In affirming the decision of the district court to dismiss Ingersoll’s action with prejudice, we are not unaware of or insensitive to the harshness of that decision.  It is the most extreme sanction available, and should be invoked “only under exceptional circumstances.”  Kmart Corp. v. County of Becker, 639 N.W.2d 856, 859 n.2 (Minn. 2002).  Aware, however, of our deferential standard of review on issues such as this, we cannot conclude that the circumstances here were unexceptional.  The district court appears to have demonstrated considerable patience and extended considerable latitude to Ingersoll.  Even at the last opportunity during the district court’s hearing on Bush Terrace’s motion to dismiss, the court asked Ingersoll’s attorney to verify it was Ingersoll’s position that she would not comply with the court’s discovery order.  Ingersoll’s attorney explained that it was his client’s position that she would not provide the ordered discovery.


            Ingersoll argues the district court’s order awarding Bush Terrace $10,000 in attorney fees plus costs constitutes error because the request for fees did not strictly comply with Minn. R. Gen. Pract. 119.01.  Under rules 119.01 and 119.02, in any action in which an attorney seeks fees in the amount of $1,000 or more, application must be made by motion and accompanied by an attorney affidavit describing each item of work performed, the time spent on each item of work, and the hourly rate for the work performed.

            Bush Terrace submitted its request for attorney fees as part of its motion to dismiss for failure to comply with discovery, and concedes that it failed to submit the necessary attorney affidavit with its motion.  The record indicates, however, that the district court allowed Bush Terrace to submit the necessary affidavit at a later time.  The affidavit included the requisite description of each item of work, time spent, and hourly rate.
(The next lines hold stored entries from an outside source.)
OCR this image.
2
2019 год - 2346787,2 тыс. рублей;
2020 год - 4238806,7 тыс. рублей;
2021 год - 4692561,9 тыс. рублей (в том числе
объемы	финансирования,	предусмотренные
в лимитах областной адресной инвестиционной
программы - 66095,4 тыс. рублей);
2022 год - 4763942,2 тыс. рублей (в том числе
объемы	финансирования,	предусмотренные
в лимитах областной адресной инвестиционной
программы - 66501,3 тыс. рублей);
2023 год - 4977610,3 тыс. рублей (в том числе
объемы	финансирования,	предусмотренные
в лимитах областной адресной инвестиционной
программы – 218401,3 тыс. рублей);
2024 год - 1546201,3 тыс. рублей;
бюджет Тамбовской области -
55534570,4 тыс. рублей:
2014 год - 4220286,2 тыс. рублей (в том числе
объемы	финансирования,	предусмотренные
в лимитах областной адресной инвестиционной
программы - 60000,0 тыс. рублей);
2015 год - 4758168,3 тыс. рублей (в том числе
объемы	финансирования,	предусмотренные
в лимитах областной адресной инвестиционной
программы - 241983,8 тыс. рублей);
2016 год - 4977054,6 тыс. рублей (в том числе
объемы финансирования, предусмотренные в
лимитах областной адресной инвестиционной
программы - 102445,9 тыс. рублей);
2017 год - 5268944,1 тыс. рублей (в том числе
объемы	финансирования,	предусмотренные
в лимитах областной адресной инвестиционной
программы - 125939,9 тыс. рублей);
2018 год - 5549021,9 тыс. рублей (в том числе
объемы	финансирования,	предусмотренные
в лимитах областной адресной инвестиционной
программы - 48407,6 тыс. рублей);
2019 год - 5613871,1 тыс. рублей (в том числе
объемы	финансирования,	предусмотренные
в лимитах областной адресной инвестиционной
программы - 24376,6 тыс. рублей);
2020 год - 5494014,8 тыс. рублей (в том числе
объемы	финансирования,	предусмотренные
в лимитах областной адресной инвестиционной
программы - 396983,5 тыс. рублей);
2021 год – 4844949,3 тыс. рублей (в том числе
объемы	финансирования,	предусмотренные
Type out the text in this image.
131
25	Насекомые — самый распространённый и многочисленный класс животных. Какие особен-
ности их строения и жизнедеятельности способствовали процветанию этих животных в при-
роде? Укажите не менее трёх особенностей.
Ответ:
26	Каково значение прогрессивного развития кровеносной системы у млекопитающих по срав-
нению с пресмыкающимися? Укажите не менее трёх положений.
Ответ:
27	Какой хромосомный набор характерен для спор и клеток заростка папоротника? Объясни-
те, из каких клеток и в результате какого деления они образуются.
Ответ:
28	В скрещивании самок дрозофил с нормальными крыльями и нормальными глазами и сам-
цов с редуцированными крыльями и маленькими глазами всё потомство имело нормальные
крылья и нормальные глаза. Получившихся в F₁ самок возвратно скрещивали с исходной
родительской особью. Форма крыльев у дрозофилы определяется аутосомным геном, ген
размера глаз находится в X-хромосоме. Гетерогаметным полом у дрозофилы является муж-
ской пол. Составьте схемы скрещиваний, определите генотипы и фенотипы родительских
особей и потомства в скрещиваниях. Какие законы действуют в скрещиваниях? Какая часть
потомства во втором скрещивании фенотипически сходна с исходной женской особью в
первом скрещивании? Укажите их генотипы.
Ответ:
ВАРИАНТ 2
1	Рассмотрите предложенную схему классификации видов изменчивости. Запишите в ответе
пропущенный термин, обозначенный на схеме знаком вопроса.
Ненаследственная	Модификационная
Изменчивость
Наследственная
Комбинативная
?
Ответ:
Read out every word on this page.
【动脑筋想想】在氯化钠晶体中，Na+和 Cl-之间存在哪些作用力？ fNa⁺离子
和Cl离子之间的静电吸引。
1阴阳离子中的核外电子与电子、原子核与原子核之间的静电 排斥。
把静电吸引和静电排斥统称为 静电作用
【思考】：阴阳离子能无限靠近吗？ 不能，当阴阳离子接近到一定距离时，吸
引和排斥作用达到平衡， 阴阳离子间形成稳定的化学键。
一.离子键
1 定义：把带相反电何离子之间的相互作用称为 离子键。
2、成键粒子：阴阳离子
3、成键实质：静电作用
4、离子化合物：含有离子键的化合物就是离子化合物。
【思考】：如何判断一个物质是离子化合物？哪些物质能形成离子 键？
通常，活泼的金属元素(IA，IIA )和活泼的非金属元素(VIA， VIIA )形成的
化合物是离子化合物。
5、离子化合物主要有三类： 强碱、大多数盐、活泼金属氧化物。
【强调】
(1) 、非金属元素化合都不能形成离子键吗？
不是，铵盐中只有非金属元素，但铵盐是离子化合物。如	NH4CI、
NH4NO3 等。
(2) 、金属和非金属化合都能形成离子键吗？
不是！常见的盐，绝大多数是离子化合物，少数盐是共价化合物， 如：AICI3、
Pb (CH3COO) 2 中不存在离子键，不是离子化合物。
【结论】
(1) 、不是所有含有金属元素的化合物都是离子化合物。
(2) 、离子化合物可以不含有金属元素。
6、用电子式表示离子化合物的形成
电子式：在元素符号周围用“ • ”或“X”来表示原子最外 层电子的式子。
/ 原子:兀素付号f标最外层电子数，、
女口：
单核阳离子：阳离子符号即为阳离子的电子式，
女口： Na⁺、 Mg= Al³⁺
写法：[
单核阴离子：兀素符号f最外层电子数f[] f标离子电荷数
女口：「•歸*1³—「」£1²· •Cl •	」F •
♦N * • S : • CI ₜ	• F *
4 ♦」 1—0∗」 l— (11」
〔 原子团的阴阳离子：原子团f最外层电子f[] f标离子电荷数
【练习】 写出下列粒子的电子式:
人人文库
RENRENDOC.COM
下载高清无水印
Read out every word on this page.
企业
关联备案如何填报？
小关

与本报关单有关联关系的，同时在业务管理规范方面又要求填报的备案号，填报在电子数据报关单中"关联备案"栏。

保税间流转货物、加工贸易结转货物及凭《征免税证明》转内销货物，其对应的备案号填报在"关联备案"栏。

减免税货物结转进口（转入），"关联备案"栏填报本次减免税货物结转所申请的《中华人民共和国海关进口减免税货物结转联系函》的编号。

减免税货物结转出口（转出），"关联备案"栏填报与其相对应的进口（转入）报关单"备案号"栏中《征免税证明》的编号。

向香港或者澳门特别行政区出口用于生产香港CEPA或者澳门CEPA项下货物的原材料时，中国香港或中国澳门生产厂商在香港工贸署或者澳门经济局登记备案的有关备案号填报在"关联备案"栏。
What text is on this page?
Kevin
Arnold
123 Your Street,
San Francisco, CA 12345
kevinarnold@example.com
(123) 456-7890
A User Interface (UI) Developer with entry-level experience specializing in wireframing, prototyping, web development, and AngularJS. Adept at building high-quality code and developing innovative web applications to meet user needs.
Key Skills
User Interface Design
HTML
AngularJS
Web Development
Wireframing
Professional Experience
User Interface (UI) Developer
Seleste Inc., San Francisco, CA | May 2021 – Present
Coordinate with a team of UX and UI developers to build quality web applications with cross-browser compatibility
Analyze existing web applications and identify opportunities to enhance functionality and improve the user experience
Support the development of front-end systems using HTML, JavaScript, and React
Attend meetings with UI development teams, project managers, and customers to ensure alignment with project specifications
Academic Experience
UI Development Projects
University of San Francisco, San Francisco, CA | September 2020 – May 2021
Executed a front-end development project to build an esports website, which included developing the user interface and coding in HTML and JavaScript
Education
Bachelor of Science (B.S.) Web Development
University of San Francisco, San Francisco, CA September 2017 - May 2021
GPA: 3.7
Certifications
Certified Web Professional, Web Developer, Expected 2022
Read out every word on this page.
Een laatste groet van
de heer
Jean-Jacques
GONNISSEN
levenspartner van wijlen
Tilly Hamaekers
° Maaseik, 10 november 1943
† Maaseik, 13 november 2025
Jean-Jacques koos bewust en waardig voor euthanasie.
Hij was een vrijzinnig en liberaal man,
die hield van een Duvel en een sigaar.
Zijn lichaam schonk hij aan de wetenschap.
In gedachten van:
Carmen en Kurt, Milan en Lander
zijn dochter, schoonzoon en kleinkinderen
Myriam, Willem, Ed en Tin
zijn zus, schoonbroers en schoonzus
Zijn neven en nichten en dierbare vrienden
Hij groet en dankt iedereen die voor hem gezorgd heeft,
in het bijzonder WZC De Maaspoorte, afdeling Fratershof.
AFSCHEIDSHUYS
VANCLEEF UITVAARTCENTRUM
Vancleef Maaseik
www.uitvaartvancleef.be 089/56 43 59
The advisory committee comment to rule 119.01 states that the rule “is intended to establish a standard procedure for supporting requests for attorneys’ fees” due to the committee’s concern “that motions for attorneys’ fees are either not supported by any factual information or are supported with conclusionary, non-specific information.”  We see no abuse of discretion in the decision of the district court to permit Bush Terrace to submit the necessary affidavit after the motion requesting fees had been submitted.  See Gully v. Gully, 599 N.W.2d 814, 826 (Minn. 1999) (finding district court did not abuse its discretion by awarding attorney fees without the required affidavit where the court was familiar with the case and has access to the parties’ financial records).


*  Retired judges of the Minnesota Court of Appeals, serving by appointment pursuant to Minn. Const. art. VI, § 10.